I wanted to write a book about the region and originally planned to write about Yemen, but it is a very complicated, divided society. I covered the unfolding of the Arab Spring and I was in Cairo in 2013 when government security forces killed 1,000 people who were part of an Islamist protest. That was when I decided to do a book about the whole region, rather than focusing on one country, since something parallel was happening in other countries, too. I had been profiling some people in the region for the New York Times magazine and decided to knit those stories together to show why each country was coming apart.

What impact do you hope your book will have?

I love the Middle East.

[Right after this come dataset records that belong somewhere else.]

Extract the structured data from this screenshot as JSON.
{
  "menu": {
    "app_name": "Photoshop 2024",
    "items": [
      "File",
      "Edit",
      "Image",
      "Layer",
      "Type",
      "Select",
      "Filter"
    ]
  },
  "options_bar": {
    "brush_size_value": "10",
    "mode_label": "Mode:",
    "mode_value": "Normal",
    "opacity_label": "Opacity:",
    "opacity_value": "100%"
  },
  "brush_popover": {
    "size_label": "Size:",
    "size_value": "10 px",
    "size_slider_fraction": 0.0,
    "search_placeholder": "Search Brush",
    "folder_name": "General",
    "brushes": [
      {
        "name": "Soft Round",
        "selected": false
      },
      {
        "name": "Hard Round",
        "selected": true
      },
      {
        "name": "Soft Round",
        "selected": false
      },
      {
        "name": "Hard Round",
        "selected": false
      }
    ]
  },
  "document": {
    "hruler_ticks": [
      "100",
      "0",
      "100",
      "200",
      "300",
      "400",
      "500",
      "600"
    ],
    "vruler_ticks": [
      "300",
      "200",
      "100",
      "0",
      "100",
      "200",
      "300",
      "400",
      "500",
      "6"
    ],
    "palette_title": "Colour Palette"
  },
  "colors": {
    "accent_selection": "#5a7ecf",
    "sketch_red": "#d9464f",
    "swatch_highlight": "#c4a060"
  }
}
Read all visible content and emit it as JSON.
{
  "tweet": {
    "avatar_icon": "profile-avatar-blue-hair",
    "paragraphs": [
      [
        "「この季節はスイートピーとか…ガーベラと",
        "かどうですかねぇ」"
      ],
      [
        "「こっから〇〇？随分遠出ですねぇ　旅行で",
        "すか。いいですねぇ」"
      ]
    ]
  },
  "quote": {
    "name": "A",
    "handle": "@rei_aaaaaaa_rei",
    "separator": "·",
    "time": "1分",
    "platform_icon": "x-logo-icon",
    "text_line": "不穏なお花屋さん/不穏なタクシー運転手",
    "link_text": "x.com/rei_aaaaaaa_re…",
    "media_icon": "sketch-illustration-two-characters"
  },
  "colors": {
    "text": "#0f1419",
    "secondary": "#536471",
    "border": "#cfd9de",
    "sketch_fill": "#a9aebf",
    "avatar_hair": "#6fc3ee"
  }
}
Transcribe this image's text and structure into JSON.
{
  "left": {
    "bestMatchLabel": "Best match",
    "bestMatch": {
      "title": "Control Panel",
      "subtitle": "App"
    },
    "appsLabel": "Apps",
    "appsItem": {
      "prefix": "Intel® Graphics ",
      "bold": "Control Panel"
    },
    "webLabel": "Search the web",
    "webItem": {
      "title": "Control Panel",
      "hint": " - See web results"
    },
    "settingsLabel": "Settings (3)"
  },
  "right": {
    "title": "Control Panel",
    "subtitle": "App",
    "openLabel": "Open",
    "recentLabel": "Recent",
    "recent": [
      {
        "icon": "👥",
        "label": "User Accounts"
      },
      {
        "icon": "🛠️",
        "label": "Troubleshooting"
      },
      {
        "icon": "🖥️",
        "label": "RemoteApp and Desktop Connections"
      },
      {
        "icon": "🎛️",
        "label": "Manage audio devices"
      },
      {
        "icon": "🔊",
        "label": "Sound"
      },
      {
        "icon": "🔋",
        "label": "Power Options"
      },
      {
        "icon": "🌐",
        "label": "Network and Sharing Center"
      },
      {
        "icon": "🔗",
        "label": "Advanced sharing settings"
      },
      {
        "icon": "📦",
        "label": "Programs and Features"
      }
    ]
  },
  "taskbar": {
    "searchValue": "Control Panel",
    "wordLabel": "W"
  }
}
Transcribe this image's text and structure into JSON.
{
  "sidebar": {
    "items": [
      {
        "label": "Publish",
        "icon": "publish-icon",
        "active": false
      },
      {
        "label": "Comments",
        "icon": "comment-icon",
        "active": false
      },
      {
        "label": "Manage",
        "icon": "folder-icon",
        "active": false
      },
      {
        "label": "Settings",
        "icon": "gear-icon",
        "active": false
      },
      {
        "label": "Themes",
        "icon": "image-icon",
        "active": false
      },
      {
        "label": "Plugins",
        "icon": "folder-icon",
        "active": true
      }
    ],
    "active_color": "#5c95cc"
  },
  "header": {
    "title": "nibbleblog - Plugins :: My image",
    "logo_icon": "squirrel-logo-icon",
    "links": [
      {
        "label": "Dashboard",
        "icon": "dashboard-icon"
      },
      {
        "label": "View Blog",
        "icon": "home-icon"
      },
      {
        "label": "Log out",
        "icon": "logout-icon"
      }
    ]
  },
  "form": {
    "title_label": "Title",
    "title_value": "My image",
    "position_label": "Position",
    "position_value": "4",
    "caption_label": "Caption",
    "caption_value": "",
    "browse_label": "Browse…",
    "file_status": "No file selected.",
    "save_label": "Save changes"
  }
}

It is such a different culture, and I enjoyed the feeling of being in a culture that is very family-based, where friendships matter immensely. It’s a more traditional culture, but an intensely social one; so much revolved around sitting and talking to people and drinking tea. I wanted to share that and to humanize the conflicts taking place. I wanted people to empathize with the characters and see how they came to be who they are. I hope that in some way, it causes people to see Muslims as human beings.

What’s next for you? How will winning the Lionel Gelber Prize help you along?

I am still writing for the New York Times magazine about the Middle East and want to continue to watch things unfold, although I am branching out to write about other locales, too. I enjoyed writing the book and I want to do another one. With A Rage for Order, to some extent, I laid the story on a framework of pieces I had all ready had written, with some fresh reporting added. I would like to write a book organically, starting from scratch. The Gelber Prize money will help me travel to places that aren’t part of my assignments and develop good ideas. To come up with ideas, you have to get out there.

Talk about your personal philosophy.

I try to take a realistic approach to life and often push back when people want to change the world. By nature, I’m an observer. I like to be the fly on the wall, rather than the person fighting for a cause.